Despite this likely association, the mechanism of dysregulated calcitriol production in the setting of immunotherapy is unclear. It is well-known that certain inflammatory conditions with granuloma formation, such as sarcoidosis, can present with calcitriol-induced hypercalcemia [5]. This process is mediated through the abnormal activation of macrophages, which play an important role in calcium homeostasis. They are an extra-renal source of calcitriol production through stimulation of their own unique 25(OH) D-hydroxylase enzyme, which is insensitive to PTH and is less susceptible to negative inhibition through its substrate as compared to its renal counterpart [6,7,8]. A subset of macrophages from cancer patients also express PD-1 [9]. The blockade of PD-1/PD-L1 with monoclonal antibodies can activate macrophages, increase phagocytosis activity and reduce tumor growth. It is possible that the calcitriol-mediated hypercalcemia of our patient was due to macrophage activation by nivolumab, an anti-PD-1 antibody. Furthermore, it is well-established that PD-1/PD-L1 blockade activates T cells. Activated T cells express an increased level of 25(OH) D-hydroxylase [10]. The local conversion of 25(OH) vitamin D to 1, 25(OH)2 vitamin D is important for T cell function [11]. Corticosteroids help block hydroxylase enzymes responsible for this vitamin D conversion as well as inhibit osteoclast resorption through suppression of tumor cytokine production [12].

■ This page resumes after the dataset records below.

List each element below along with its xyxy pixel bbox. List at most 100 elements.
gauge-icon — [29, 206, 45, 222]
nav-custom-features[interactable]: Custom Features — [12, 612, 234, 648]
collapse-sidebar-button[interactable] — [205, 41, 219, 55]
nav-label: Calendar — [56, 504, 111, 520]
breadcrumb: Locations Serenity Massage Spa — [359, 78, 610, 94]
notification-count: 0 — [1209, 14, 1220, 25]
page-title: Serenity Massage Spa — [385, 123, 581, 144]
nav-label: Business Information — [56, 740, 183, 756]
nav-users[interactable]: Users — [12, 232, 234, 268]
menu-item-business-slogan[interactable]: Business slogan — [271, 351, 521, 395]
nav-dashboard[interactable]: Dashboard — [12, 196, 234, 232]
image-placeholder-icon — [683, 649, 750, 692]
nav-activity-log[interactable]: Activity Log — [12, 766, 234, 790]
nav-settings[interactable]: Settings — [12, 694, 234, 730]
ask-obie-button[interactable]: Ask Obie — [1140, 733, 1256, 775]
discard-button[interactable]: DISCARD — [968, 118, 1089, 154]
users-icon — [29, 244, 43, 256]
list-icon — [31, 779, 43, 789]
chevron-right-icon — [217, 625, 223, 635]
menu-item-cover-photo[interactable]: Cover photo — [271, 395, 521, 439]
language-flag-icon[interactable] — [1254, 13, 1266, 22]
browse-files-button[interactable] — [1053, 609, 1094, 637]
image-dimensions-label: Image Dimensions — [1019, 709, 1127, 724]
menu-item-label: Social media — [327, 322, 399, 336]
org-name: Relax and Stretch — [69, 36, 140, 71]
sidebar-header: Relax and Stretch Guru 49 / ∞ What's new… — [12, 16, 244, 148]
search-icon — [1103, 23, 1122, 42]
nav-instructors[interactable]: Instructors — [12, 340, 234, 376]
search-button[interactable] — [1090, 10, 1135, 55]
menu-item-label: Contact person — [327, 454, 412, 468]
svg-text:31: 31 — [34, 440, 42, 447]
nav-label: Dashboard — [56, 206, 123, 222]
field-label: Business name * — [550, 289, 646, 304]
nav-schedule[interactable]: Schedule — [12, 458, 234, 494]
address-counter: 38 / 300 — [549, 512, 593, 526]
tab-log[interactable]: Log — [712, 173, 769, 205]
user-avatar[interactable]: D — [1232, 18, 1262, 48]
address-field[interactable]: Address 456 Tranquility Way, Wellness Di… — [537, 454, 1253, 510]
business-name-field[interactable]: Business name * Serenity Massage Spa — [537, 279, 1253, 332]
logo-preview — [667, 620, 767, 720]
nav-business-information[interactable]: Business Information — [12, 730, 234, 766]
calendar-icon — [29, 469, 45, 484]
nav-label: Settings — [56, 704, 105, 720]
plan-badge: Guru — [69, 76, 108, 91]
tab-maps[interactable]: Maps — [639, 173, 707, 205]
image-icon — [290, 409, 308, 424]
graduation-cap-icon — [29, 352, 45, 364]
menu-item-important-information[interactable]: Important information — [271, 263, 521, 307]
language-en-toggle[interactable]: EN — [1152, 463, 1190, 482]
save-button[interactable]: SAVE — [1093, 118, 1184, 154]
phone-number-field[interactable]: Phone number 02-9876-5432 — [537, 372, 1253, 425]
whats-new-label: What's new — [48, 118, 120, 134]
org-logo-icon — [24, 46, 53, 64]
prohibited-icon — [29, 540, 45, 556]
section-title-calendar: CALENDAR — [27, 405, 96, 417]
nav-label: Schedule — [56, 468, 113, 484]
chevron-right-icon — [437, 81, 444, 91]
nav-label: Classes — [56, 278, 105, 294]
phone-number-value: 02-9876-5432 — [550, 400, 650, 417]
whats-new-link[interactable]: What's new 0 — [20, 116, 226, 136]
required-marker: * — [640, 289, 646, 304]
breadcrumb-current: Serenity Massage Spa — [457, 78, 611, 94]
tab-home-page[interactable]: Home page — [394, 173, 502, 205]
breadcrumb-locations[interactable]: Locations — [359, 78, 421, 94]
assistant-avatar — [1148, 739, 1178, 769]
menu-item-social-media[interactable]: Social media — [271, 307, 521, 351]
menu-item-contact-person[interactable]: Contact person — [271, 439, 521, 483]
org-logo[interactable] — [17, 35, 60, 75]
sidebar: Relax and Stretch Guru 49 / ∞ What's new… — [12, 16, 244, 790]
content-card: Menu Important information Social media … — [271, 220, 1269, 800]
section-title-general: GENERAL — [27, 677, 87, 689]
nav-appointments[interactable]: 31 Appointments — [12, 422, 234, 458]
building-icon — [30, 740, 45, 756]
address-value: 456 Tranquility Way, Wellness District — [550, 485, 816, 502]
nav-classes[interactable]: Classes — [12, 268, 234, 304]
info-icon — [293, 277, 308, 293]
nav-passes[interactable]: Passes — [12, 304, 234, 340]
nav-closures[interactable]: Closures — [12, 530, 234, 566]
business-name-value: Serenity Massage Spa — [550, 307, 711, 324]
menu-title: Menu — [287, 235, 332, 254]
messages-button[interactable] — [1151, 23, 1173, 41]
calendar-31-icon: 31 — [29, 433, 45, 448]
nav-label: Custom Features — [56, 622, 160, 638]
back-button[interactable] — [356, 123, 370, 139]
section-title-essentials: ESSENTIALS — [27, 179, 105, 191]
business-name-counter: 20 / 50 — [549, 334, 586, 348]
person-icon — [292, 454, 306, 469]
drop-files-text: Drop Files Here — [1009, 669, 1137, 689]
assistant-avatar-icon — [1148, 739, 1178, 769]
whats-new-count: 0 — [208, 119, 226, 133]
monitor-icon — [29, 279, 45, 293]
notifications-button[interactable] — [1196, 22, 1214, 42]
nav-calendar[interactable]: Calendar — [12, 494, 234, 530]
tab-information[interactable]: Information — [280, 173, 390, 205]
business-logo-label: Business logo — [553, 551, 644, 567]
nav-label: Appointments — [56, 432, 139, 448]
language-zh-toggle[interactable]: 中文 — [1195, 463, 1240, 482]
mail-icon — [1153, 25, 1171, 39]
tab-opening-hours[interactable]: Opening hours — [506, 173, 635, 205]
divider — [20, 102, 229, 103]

In conclusion, we report a rare case of calcitriol-mediated hypercalcemia as a novel immunotherapy-related adverse event in the absence of granulomas. Steroids played a central role in the management of this case. Additional study is needed to further characterize calcitriol production in response to immunotherapy within various immune cell types in vitro and the role of vitamin D supplementation in cancer immunotherapy.